Thanks to Twitter, I ran across a post by Jevon MacDonald about an Enterprise 2.0 market. More specifically, the post was Jevon arguing that there is no Enterprise 2.0 market. His valid points include:

  1. There are very few companies with Enterprise 2.0 budget line items.
  2. Enterprise 2.0 is too loosely defined at this point to make it valuable as a solution (or set of solutions) for organization problems.
  3. There aren’t enough companies providing Enterprise 2.0 solutions (and providing them successfully) to roll up into a larger market.

What I gathered from Jevon’s article was something that we strongly believe at BSG Alliance: if what you’re selling doesn’t provide some bottom-line benefit (read: increase in profitability, productivity, and market share), then you’re not selling something that’s got a valid market value.

Here’s my take: A good Enterprise 2.0 startup doesn’t need an Enterprise 2.0 market. A good Enterprise 2.0 startup needs to address a real business problem, and do it well enough to make some money. It’s all about the Benjamins, baby.

Enterprise 2.0 startups need a market for what they’re selling – and they’d better be selling something that creates efficiencies, cost savings, and competitive advantages.
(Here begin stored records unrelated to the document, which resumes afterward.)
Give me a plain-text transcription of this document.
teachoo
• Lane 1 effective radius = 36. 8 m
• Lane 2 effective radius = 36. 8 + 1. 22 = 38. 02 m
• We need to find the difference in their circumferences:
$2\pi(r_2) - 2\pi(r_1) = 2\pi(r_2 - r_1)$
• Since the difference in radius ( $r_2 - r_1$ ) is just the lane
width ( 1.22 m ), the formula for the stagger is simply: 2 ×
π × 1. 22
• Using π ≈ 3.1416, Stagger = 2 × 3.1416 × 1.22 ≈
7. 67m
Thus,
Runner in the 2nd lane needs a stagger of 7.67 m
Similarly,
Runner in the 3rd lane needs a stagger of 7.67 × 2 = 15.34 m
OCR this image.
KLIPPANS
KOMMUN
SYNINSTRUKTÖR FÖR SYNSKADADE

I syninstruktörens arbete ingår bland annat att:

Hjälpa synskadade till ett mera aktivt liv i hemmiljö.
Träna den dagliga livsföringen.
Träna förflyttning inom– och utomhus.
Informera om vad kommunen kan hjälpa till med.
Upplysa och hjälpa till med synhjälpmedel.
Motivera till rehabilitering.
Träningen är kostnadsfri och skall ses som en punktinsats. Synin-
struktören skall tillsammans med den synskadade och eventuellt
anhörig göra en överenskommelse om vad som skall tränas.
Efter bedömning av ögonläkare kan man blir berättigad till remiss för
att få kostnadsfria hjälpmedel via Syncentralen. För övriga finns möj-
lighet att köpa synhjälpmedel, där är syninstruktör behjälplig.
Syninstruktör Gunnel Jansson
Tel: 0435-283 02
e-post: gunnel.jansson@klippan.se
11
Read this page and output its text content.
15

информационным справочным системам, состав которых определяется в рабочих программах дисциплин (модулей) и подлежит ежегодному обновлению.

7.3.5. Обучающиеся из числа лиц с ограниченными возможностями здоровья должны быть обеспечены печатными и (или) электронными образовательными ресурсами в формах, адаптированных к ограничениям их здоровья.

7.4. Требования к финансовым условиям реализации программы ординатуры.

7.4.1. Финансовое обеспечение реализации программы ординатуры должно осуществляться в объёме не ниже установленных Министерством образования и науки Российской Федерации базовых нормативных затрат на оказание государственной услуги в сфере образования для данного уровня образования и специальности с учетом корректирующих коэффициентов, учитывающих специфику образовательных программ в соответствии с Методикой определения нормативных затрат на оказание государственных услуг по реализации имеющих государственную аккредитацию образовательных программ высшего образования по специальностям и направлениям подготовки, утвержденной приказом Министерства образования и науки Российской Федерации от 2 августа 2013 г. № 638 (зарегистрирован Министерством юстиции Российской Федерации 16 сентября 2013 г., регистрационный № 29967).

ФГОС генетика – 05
Take a look at Jeff Nolan’s “Dude, Where’s My Market?” post from last month to see a great example of a startup, Echosign, with a product that solves a real business problem, and does it well enough (using Enterprise 2.0 tools, technologies, and philosophies) to make money for themselves and their customers. Here is how Jeff explains Echosign’s success:

This company is growing not because they have a trendy set of buzzwords they use consistently, but because they solve a real problem that spans a significant number of prospect buyers, understand how to target and sell it at the price points they do, and manage their costs by taking advantage of efficiencies that technology enables and eliminating potential expenses by having discipline about the product management and development cycles.

At BSG Alliance, we’re focusing on our customers’ needs to increase efficiency and profits. Next Generation Enterprises are all about the bottom line: cost savings that come from increased collaboration, better systems that come from using agile methodologies, increased sales that come from a focus on the customer (rather than the competitor), and increased productivity that comes from engaging talent in unique, efficient ways. BSG Alliance is one of those Enterprise 2.0 startups that didn’t look for an Enterprise 2.0 market – instead, we saw that companies were struggling because of their inability to effectively manage talent, technology, and customer expectations in an wired world. Their lack of flexibility is their pain point, and becoming a Next Generation Enterprise is what solves it. Just like Echosign, we’re building our solutions to solve real business issues, and we’re continuing to be successful because of it.